The forest plots of meta-analyses of dupilumab and 113 safety outcomes are given in Supplementary Figure 1, and the summary results are presented in Supplementary Table 1. Dupilumab use was significantly associated with the lower incidence of one safety outcome, namely, Dermatitis atopic (RR 0.44, 95% CI 0.20–0.99; P = 0.047; I² = 0.0%).

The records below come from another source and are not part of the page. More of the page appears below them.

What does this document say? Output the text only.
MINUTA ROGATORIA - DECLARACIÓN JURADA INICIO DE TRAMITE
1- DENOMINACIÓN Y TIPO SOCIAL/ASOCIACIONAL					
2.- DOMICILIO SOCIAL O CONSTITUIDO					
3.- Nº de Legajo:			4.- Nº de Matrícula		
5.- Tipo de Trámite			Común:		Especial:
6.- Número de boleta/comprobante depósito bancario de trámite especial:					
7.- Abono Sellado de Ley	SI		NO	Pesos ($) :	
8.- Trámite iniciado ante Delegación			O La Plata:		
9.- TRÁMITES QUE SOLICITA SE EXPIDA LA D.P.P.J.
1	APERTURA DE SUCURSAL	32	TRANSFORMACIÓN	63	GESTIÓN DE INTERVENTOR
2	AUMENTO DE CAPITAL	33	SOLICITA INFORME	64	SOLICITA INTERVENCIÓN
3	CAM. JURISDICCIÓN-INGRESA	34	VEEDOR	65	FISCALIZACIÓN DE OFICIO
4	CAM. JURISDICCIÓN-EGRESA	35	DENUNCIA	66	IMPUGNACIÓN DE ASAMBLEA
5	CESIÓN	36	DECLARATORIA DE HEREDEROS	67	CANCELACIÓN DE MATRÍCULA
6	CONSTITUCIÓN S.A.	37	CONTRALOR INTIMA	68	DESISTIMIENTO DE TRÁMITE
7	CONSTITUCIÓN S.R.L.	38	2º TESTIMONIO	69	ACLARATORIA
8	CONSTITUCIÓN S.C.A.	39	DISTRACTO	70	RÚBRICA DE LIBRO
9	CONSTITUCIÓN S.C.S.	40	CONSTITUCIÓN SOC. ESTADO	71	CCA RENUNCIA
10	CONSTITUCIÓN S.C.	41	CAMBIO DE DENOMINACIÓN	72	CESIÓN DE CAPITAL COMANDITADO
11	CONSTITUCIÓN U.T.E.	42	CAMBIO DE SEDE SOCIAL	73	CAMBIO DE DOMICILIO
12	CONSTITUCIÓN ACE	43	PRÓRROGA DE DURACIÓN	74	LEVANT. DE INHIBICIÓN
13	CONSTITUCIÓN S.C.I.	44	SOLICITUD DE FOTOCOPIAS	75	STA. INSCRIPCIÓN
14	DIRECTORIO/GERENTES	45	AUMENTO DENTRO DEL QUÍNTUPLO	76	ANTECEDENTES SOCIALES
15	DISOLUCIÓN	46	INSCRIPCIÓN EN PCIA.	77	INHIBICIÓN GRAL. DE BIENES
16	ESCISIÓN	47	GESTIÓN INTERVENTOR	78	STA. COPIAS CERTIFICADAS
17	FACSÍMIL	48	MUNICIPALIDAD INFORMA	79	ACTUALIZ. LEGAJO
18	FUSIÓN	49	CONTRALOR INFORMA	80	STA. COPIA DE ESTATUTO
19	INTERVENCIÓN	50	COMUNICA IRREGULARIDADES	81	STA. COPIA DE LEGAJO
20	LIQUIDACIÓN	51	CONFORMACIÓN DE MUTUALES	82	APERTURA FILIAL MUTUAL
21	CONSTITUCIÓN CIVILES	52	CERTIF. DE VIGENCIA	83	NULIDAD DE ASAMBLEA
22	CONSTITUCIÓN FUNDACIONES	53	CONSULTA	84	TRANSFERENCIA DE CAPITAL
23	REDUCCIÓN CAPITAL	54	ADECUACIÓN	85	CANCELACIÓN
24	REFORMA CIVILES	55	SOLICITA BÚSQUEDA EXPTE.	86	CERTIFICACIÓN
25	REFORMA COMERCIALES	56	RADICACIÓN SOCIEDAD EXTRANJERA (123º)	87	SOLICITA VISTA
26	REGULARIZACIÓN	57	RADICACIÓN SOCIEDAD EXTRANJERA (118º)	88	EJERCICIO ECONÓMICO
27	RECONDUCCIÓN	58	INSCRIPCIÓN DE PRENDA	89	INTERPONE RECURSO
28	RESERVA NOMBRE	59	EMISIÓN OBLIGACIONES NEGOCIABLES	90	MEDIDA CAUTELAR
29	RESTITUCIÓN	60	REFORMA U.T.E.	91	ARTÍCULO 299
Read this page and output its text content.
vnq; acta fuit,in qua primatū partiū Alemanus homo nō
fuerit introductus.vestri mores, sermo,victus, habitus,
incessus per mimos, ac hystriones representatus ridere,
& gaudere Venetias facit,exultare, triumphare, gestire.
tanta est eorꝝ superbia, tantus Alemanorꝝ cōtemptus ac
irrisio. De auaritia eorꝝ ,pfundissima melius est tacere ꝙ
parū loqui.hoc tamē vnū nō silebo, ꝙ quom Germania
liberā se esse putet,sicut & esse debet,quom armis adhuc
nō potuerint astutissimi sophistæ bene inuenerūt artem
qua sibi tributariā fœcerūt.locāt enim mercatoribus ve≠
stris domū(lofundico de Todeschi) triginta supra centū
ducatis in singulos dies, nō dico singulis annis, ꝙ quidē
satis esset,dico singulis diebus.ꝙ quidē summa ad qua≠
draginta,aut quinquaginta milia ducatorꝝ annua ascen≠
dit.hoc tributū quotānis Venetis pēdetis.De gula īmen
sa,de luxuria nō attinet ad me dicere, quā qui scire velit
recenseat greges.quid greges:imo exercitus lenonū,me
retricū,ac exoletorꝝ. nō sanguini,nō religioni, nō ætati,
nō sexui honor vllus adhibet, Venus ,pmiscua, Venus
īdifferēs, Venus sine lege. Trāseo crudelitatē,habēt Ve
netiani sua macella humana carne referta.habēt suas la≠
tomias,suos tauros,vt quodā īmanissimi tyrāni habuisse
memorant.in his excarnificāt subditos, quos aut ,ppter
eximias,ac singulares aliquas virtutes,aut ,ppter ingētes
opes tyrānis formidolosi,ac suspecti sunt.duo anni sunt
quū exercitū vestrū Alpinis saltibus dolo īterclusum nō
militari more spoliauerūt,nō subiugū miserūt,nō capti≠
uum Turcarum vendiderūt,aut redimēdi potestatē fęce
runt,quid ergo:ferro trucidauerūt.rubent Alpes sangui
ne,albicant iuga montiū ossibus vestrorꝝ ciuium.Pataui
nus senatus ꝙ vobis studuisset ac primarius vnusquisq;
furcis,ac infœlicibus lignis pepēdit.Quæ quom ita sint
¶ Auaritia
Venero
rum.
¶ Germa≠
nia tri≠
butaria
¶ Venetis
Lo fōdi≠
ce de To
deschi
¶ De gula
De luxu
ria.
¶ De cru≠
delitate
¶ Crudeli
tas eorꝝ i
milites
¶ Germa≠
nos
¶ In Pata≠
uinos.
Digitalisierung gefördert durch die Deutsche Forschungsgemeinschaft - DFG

Moreover, dupilumab use was not significantly associated with the incidences of the other 112 kinds of safety outcomes, including but not limited to various Infections And Infestations, i.e., Pneumonia (RR 0.62, 95% CI 0.31–1.24; P = 0.180; I² = 0.0%), Appendicitis (RR 0.79, 95% CI 0.20–3.14; P = 0.735; I² = 0.0%), Urinary tract infection (RR 0.94, 95% CI 0.20–4.38; P = 0.941; I² = 0.0%), Sepsis (RR 0.17, 95% CI 0.03–1.07; P = 0.059; I² = 0.0%), Gastroenteritis (RR 0.49, 95% CI 0.09–2.77; P = 0.422; I² = 0.0%), Erysipelas (RR 1.53, 95% CI 0.24–9.70; P = 0.651; I² = 0.0%), Diverticulitis (RR 0.58, 95% CI 0.09–3.70; P = 0.568; I² = 0.0%), Cellulitis (RR 1.39, 95% CI 0.22–8.78; P = 0.727; I² = 0.0%), Bronchitis (RR 0.62, 95% CI 0.10–3.82; P = 0.609; I² = 0.0%), Upper respiratory tract infection (RR 0.71, 95% CI 0.07–6.82; P = 0.767; I² = 36.1%), Staphylococcal infection (RR 0.24, 95% CI 0.02–2.29; P = 0.215; I² = 0.0%), Septic shock (RR 0.71, 95% CI 0.07–6.84; P = 0.769; I² = 0.0%), Pyelonephritis (RR 1.50, 95% CI 0.16–14.37; P = 0.726; I² = 0.0%), Pneumonia bacterial (RR 0.51, 95% CI 0.05–4.89; P = 0.560; I² = 0.0%), Influenza (RR 0.34, 95% CI 0.04–3.25; P = 0.349; I² = 0.0%), Herpes zoster (RR 0.51, 95% CI 0.02–16.49; P = 0.704; I² = 57.7%), Epiglottitis (RR 1.53, 95% CI 0.16–14.67; P = 0.712; I² = 0.0%), COVID-19 pneumonia (RR 0.39, 95% CI 0.09–1.65; P = 0.199; I² = 0.0%), COVID-19 (RR 0.65, 95% CI 0.17–2.51; P = 0.531; I² = 0.0%), Chronic sinusitis (RR 0.50, 95% CI 0.05–4.83; P = 0.552; I² = 0.0%), and Abdominal wall abscess (RR 0.86, 95% CI 0.09–8.27; P = 0.898; I² = 14.7%).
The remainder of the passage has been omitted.